The amount of carbon dioxide in the atmosphere is increasing steadily, having recently reached the highest concentration in human history. While that’s undoubtedly bad news for the planet, one argued silver lining is that plants are better off due to more of their food being in the air. But a new study has dashed those hopes, finding that the more extreme heat and drought brought on by climate change would cancel out most of the benefits for trees.
Carbon dioxide is the main nutrient for plants, who pluck it out of the atmosphere and, with the help of sunlight, convert it into chemical energy so they can grow. So it follows that more CO2 would be a good thing for our photosynthesizing friends, right?
To an extent that’s true, but things are more complex than that. More CO2 means a warmer and drier planet, and these factors would also have an effect on plants. And just how much of an effect was the focus of a new study, conducted by researchers at Karlsruhe Institute of Technology (KIT), Ludwig-Maximilians-Universität München, the University of Vienna, and Weizmann Institute of Science.
The researchers grew a series of Aleppo pines from seeds under two different concentrations of CO2 – 421 parts per million (ppm), which is a little higher than the current atmospheric level, and an elevated level of 867 ppm.
When the trees were 18 months old, the team began testing them.
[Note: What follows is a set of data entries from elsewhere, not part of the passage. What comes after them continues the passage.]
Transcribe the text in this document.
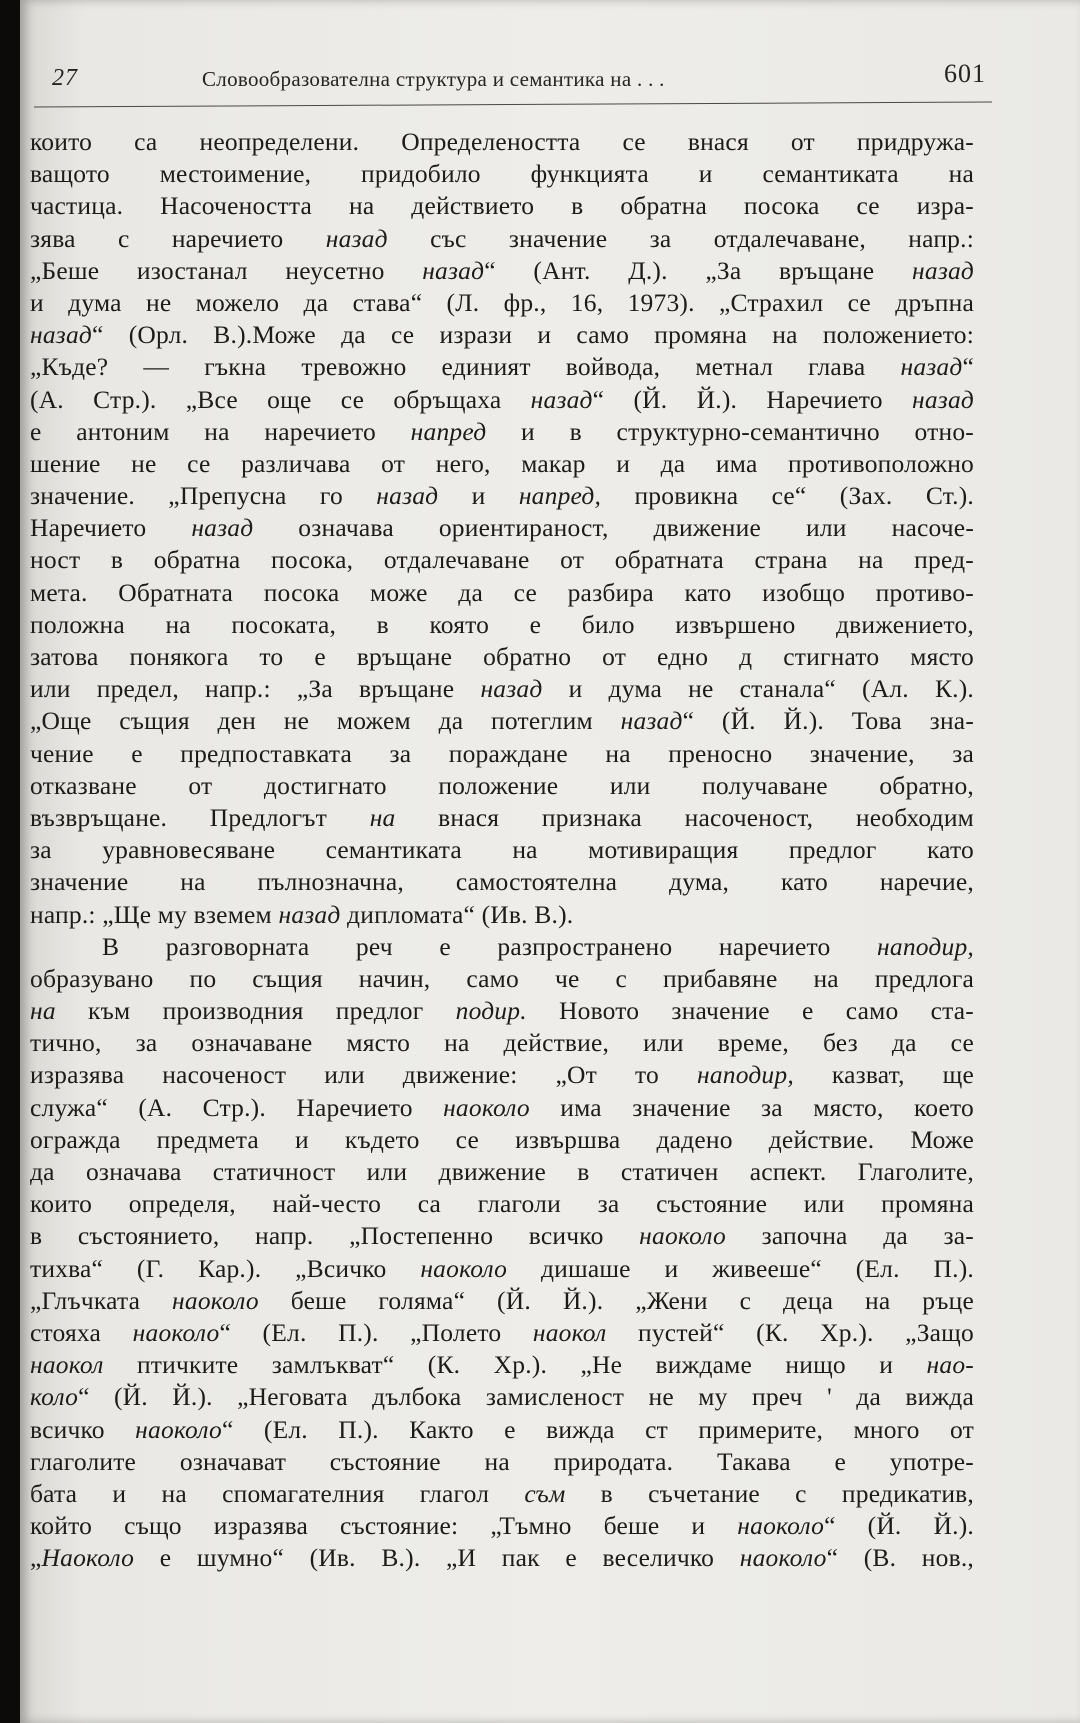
27	Словообразователна структура и семантика на . . .	601
които са неопределени. Определеността се внася от придружа-
ващото местоимение, придобило функцията и семантиката на
частица. Насочеността на действието в обратна посока се изра-
зява с наречието назад със значение за отдалечаване, напр.:
„Беше изостанал неусетно назад“ (Ант. Д.). „За връщане назад
и дума не можело да става“ (Л. фр., 16, 1973). „Страхил се дръпна
назад“ (Орл. В.).Може да се изрази и само промяна на положението:
„Къде? — гъкна тревожно единият войвода, метнал глава назад“
(А. Стр.). „Все още се обръщаха назад“ (Й. Й.). Наречието назад
е антоним на наречието напред и в структурно-семантично отно-
шение не се различава от него, макар и да има противоположно
значение. „Препусна го назад и напред, провикна се“ (Зах. Ст.).
Наречието назад означава ориентираност, движение или насоче-
ност в обратна посока, отдалечаване от обратната страна на пред-
мета. Обратната посока може да се разбира като изобщо противо-
положна на посоката, в която е било извършено движението,
затова понякога то е връщане обратно от едно д стигнато място
или предел, напр.: „За връщане назад и дума не станала“ (Ал. К.).
„Още същия ден не можем да потеглим назад“ (Й. Й.). Това зна-
чение е предпоставката за пораждане на преносно значение, за
отказване от достигнато положение или получаване обратно,
възвръщане. Предлогът на внася признака насоченост, необходим
за уравновесяване семантиката на мотивиращия предлог като
значение на пълнозначна, самостоятелна дума, като наречие,
напр.: „Ще му вземем назад дипломата“ (Ив. В.).
В разговорната реч е разпространено наречието наподир,
образувано по същия начин, само че с прибавяне на предлога
на към производния предлог подир. Новото значение е само ста-
тично, за означаване място на действие, или време, без да се
изразява насоченост или движение: „От то наподир, казват, ще
служа“ (А. Стр.). Наречието наоколо има значение за място, което
огражда предмета и където се извършва дадено действие. Може
да означава статичност или движение в статичен аспект. Глаголите,
които определя, най-често са глаголи за състояние или промяна
в състоянието, напр. „Постепенно всичко наоколо започна да за-
тихва“ (Г. Кар.). „Всичко наоколо дишаше и живееше“ (Ел. П.).
„Глъчката наоколо беше голяма“ (Й. Й.). „Жени с деца на ръце
стояха наоколо“ (Ел. П.). „Полето наокол пустей“ (К. Хр.). „Защо
наокол птичките замлъкват“ (К. Хр.). „Не виждаме нищо и нао-
коло“ (Й. Й.). „Неговата дълбока замисленост не му преч ' да вижда
всичко наоколо“ (Ел. П.). Както е вижда ст примерите, много от
глаголите означават състояние на природата. Такава е употре-
бата и на спомагателния глагол съм в съчетание с предикатив,
който също изразява състояние: „Тъмно беше и наоколо“ (Й. Й.).
„Наоколо е шумно“ (Ив. В.). „И пак е веселичко наоколо“ (В. нов.,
For the first month, they watered one group well, while leaving others without, to simulate drought conditions. Then, they planted both groups in chambers where they could control the temperature. Over 10 days, the heat was gradually increased from a pleasant 25 °C (77 °F) to a sweltering 40 °C (104 °F), while the scientists measured the trees’ responses.
The team found that higher CO2 levels did help the trees use their water more efficiently, and lose less of it, as the heat rose. That was largely thanks to root proteins becoming more stable, and the trees closing their stomata – the pores in leaves that allow for gas exchange.
But that’s where the benefits end, unfortunately. Closed stomata meant the stressed-out trees took up significantly less carbon from the air, and the heat had a negative effect on their metabolism as well.
“Overall, the impact of the increased CO2 concentration on stress reactions of the trees was rather moderate,” says Nadine Rühr, lead author of the study. “With increasing heat and drought, it decreased considerably. From this, we conclude that the increasing CO2 concentration of the atmosphere cannot compensate the stress of the trees resulting from extreme climate conditions.”
Of course, this is just one brief study on one species of tree, so there’s no assurance that the results apply to all other species. But it does feed into what we already know about tree biology, and contributes to the complex picture of how plants are responding to climate change, and what effects that will have.
Other recent studies have found that more CO2 is making trees grow faster and die younger, so they return their captured carbon to the atmosphere earlier than usual. And even when more are growing, the types of trees and the environments they’re growing in are also factors. For instance, another study found that “woody” plants are on the rise, covering more of the world’s savannas and tundras, but these changing biomes could have unexpected negative consequences.
The new study was published in the journal New Phytologist.